Exam CISSP topic 1 question 349 discussion

Not sure why people are choosing C. How can you calculate the ROI if you don't know the ARO?

"prior to the purchase" is a key. Answer C.

Not sure how you can calculate loss from "software bugs and vulnerabilities" before you buy? Vendor will unlikely disclose defects in adequate detail.

ARO not given, answer is A.

A. Answer C is not actively minimizing anything like the question is asking for. Answer A says "require" as well which could imply it is requiring the other company to have this test done so it may not add any extra cost to our organization.

While calculating potential losses is useful for risk assessment, it does not actively mitigate the risk. It’s more of a risk assessment step rather than a risk mitigation step. Testing the software to identify and fix issues is a more proactive approach to minimizing financial risk — or get an insurance coverage if applicable.

C or A ... Answer is C. It is much more wholesome and comprehensive than A.

Its asking what steps to take to minimize the financial risk. Wouldn't it be A to begin with because C is not really helping minimize anything?

Answer A) I think C is wrong. How can you calculate something when you don't know anything about the problems a software may or may not have. FYI, This is not a plug for this company...but it makes sense to do you due diligence prior to spending, potentially, millions on a software. https://www.testpros.com/automation/software-testing-services/

C. Calculate the possible loss in revenue to the organization due to software bugs and vulnerabilities, and compare that to the system's overall price.

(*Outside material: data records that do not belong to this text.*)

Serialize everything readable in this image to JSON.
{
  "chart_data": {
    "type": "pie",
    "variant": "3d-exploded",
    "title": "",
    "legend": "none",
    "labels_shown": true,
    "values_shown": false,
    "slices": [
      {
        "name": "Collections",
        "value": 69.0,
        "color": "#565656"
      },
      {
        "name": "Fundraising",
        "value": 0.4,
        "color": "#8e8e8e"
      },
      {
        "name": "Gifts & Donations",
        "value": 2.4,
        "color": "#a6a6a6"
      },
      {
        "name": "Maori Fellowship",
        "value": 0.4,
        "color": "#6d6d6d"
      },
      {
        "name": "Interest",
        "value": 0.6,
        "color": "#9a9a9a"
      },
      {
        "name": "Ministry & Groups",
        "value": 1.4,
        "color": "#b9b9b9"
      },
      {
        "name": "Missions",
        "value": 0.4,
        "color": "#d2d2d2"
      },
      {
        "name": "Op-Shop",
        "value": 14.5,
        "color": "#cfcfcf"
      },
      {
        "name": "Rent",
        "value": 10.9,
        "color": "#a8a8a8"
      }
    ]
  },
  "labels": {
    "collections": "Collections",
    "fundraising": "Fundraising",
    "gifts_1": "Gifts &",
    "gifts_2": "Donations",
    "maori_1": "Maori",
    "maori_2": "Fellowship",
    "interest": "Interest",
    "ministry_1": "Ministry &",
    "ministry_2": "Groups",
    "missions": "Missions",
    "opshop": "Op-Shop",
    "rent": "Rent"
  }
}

To minimize financial risk, the manufacturing organization should perform a cost-benefit analysis by calculating the potential loss in revenue that could result from software bugs and vulnerabilities in the industrial machine system. By comparing this potential loss to the system's overall price, the organization can make an informed decision about whether the investment is justified and if additional measures, such as thorough testing, are necessary.

C. Calculate the possible loss in revenue to the organization due to software bugs and vulnerabilities, and compare that to the system's overall price. To minimize financial risk in the new venture prior to the purchase, the manufacturing organization should calculate the possible loss in revenue that could result from software bugs and vulnerabilities in the industrial machine system's software. By comparing this potential loss to the overall price of the system, the organization can make a more informed decision about whether the investment is financially viable. While the other options (requiring thorough testing by an independent company, hiring a performance tester, placing the machine behind a Layer 3 firewall) may be relevant to the organization's overall risk management strategy, they do not directly address the need to assess financial risk and determine the cost-effectiveness of the investment.

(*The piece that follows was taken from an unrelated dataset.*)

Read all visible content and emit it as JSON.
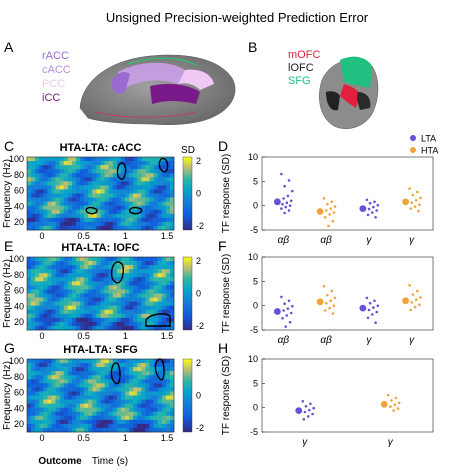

I go with A. While calculating the possible loss in revenue due to software bugs and vulnerabilities may be useful in assessing the financial risk, it is not a replacement for a thorough software testing process. The organization should prioritize testing the software in advance to reduce the risk of these issues occurring in the first place.

Can’t force accreditation unless other options available. Answer is C.

The financial risk to the manufacturing organization starting production is high. Risk Acceptance/Mitigation

I'm torn between A and C, anyone have input?